Well, she had threatened to drag the Grimm back in her luggage if she couldn’t get the information Edwin wanted. Alan eyed the sleeping man with greater interest. Even folded into the seat corner like a bent wire, Dufay gave the impression of height. The mismatched anoraks fell to a pair of heavy, scuffed boots. The snoring had quietened, but the occasional ripping snort still came from an old, clean-shaven face with oddly delicate features, surrounded by poorly cut shoulder-length hair with the colour and greasy shine of cream.

“Looks like he should be living in a cave on the moors, doesn’t he?” said Adelaide.

“Or like an old sailor determined to drink through the whole voyage,” said Alan, eyeing the canvas bag and boots. “Can he help, then? Does he know about the Last Contract?”

“I’m sure he knows something.
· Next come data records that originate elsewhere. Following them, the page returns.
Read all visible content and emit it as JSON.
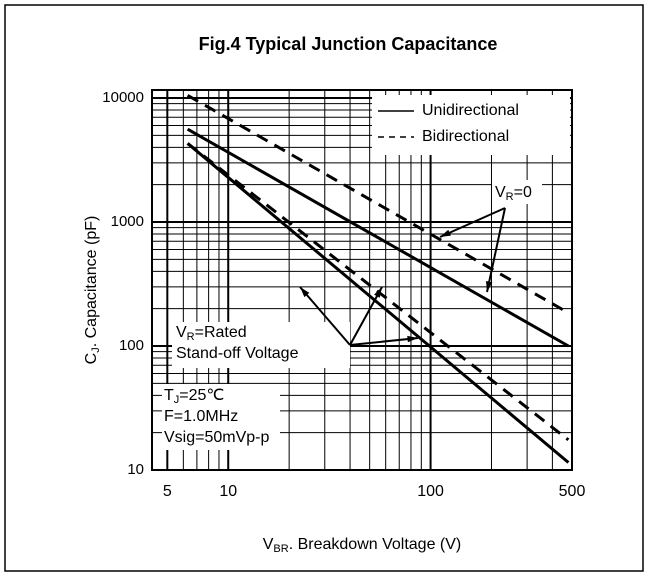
{
  "chart_data": {
    "type": "line",
    "title": "Fig.4 Typical Junction Capacitance",
    "xlabel": {
      "main": "V",
      "sub": "BR",
      "rest": ". Breakdown Voltage (V)"
    },
    "ylabel": {
      "main": "C",
      "sub": "J",
      "rest": ".   Capacitance (pF)"
    },
    "xscale": "log",
    "yscale": "log",
    "xlim": [
      4.2,
      500
    ],
    "ylim": [
      10,
      11600
    ],
    "xticks": [
      5,
      10,
      100,
      500
    ],
    "yticks": [
      10,
      100,
      1000,
      10000
    ],
    "grid": true,
    "minor_grid": true,
    "legend": "upper right",
    "legend_entries": [
      {
        "name": "Unidirectional",
        "style": "solid"
      },
      {
        "name": "Bidirectional",
        "style": "dashed"
      }
    ],
    "series": [
      {
        "name": "Unidirectional",
        "style": "solid",
        "color": "#000000",
        "x": [
          6.3,
          480
        ],
        "values": [
          5600,
          100
        ]
      },
      {
        "name": "Bidirectional",
        "style": "dashed",
        "color": "#000000",
        "x": [
          6.3,
          480
        ],
        "values": [
          10500,
          185
        ]
      },
      {
        "name": "Unidirectional",
        "style": "solid",
        "color": "#000000",
        "x": [
          6.3,
          480
        ],
        "values": [
          4300,
          11.5
        ]
      },
      {
        "name": "Bidirectional",
        "style": "dashed",
        "color": "#000000",
        "x": [
          6.3,
          480
        ],
        "values": [
          4300,
          17.5
        ]
      }
    ],
    "annotations": [
      {
        "main": "V",
        "sub": "R",
        "rest": "=0"
      },
      {
        "main": "V",
        "sub": "R",
        "rest": "=Rated"
      },
      {
        "main": "Stand-off Voltage",
        "sub": "",
        "rest": ""
      },
      {
        "main": "T",
        "sub": "J",
        "rest": "=25℃"
      },
      {
        "main": "F=1.0MHz",
        "sub": "",
        "rest": ""
      },
      {
        "main": "Vsig=50mVp-p",
        "sub": "",
        "rest": ""
      }
    ]
  }
}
For the entire first day he wouldn’t talk to me because I’m not a magician, so God only knows what he thinks the Office of Special Domestic Affairs and Complaints is, for all the years he’s been writing there. Then I told him we knew where the contract was, but that we didn’t have it anymore, and he raged at me for being irresponsible. As if it were my fault!”

Alan, whose fault it was, shifted in his seat. “How did you persuade him to come along, in that case?”

“It was his idea!” said Adelaide. “I was trying to explain what we know, or sort of know, about Lord Hawthorn and Lady Elsie and what Bastoke has been trying to do—and he heard the name Cheetham Hall and the next thing I knew, he was insisting that we leave at once. He’s spent most of the journey asleep. I think he can do it at will,” she added, eyeing Dufay dubiously, “when he doesn’t want to talk.”

And Dufay stayed asleep for the rest of the journey. Or at least did an excellent job of pretending at it. The moment the train shuddered to a halt at the Cheetham village station, Dufay’s eyes cracked open as if a pair of chambermaids had raised the window sashes in unison. Those eyes were brilliantly, piercingly blue, and fixed with suspicion on Alan himself.

“We’ve arrived, Mr. Dufay,” said Adelaide, nodding her thanks at Alan as he hoisted her hatbox in his free hand. “And this is Mr. Ross.”

“Not a magician either,” said Alan, who was feeling needled by that stare.

“Hmph,” said Dufay, a light, throaty sound, and unfolded himself like a clotheshorse.

Thanks to Adelaide’s timetables, there was a carriage and driver waiting at the station to deliver them to Cheetham Hall. Dufay didn’t speak on the way, but nor did he go back to sleep. His attention was keen on the village and then the green-soaked countryside. Watching him, Alan had the sense of an ancient sponge, twisted and parched, that was being slowly rained upon and unfolding its full shape as the water took hold.